Iron Dragon is a board game by Mayfair Games. Unlike the other Empire Builder games, it is set in a fantasy world with dragon-based locomotives. Eden Games licensed the game from Mayfair to produce a Windows version of the game, Rail Empires: Iron Dragon.

==Gameplay==
The goal of Iron Dragon is to connect seven of the game’s eight major cities with rails and amass 250 gold pieces. Players spend money to build railways and earn money by using them to deliver goods such as dragons, wands, spells, pipeweed, gems, wine and ale.

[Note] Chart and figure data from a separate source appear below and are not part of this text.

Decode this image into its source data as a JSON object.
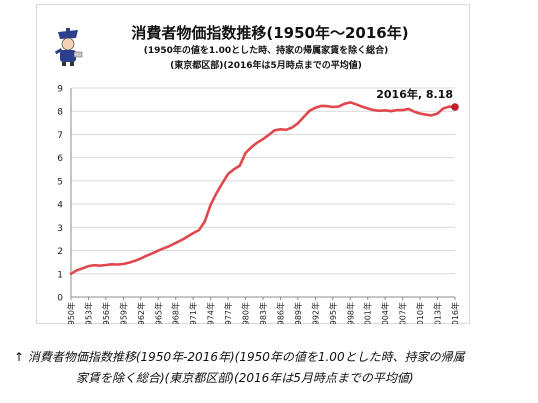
{
  "header": {
    "title": "消費者物価指数推移(1950年～2016年)",
    "subtitle": "(1950年の値を1.00とした時、持家の帰属家賃を除く総合)",
    "subtitle2": "(東京都区部)(2016年は5月時点までの平均値)"
  },
  "caption": {
    "line1": "↑ 消費者物価指数推移(1950年-2016年)(1950年の値を1.00とした時、持家の帰属",
    "line2": "家賃を除く総合)(東京都区部)(2016年は5月時点までの平均値)"
  },
  "colors": {
    "line": "#e0484d",
    "marker": "#c0202a",
    "grid": "#d9d9d9"
  },
  "chart_data": {
    "type": "line",
    "xlim": [
      1950,
      2016
    ],
    "ylim": [
      0,
      9
    ],
    "yticks": [
      "0",
      "1",
      "2",
      "3",
      "4",
      "5",
      "6",
      "7",
      "8",
      "9"
    ],
    "xtick_labels": [
      "1950年",
      "1953年",
      "1956年",
      "1959年",
      "1962年",
      "1965年",
      "1968年",
      "1971年",
      "1974年",
      "1977年",
      "1980年",
      "1983年",
      "1986年",
      "1989年",
      "1992年",
      "1995年",
      "1998年",
      "2001年",
      "2004年",
      "2007年",
      "2010年",
      "2013年",
      "2016年"
    ],
    "annotation": {
      "text": "2016年, 8.18",
      "x": 2016,
      "y": 8.18
    },
    "series": [
      {
        "x": [
          1950,
          1951,
          1952,
          1953,
          1954,
          1955,
          1956,
          1957,
          1958,
          1959,
          1960,
          1961,
          1962,
          1963,
          1964,
          1965,
          1966,
          1967,
          1968,
          1969,
          1970,
          1971,
          1972,
          1973,
          1974,
          1975,
          1976,
          1977,
          1978,
          1979,
          1980,
          1981,
          1982,
          1983,
          1984,
          1985,
          1986,
          1987,
          1988,
          1989,
          1990,
          1991,
          1992,
          1993,
          1994,
          1995,
          1996,
          1997,
          1998,
          1999,
          2000,
          2001,
          2002,
          2003,
          2004,
          2005,
          2006,
          2007,
          2008,
          2009,
          2010,
          2011,
          2012,
          2013,
          2014,
          2015,
          2016
        ],
        "y": [
          1.0,
          1.15,
          1.23,
          1.33,
          1.37,
          1.35,
          1.38,
          1.41,
          1.4,
          1.42,
          1.48,
          1.56,
          1.66,
          1.78,
          1.88,
          2.0,
          2.1,
          2.2,
          2.33,
          2.45,
          2.6,
          2.75,
          2.88,
          3.25,
          3.97,
          4.47,
          4.9,
          5.3,
          5.5,
          5.65,
          6.2,
          6.45,
          6.65,
          6.8,
          6.98,
          7.18,
          7.22,
          7.2,
          7.3,
          7.48,
          7.75,
          8.02,
          8.15,
          8.23,
          8.22,
          8.18,
          8.2,
          8.32,
          8.38,
          8.3,
          8.2,
          8.12,
          8.05,
          8.02,
          8.04,
          8.0,
          8.05,
          8.05,
          8.1,
          7.98,
          7.9,
          7.85,
          7.82,
          7.9,
          8.12,
          8.2,
          8.18
        ]
      }
    ]
  }
}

Demand cards indicate three different combinations of good requested, city to which to deliver, and payout; generally longer distances between good production regions and destinations yield higher payouts. Players can upgrade trains for speed and cargo capacity, hire foremen to reduce building costs in various terrain, and even set sail to deliver cargo. Interaction between players is limited to competition for routes, as only one player can own the connection between any two markers, and the usually negative effects of event cards, which affect all players but may harm some more than others.

==Reception==
Scott Haring reviewed Iron Dragon for Pyramid #13 (May/June, 1995) and stated that "Iron Dragon carries my highest recommendation."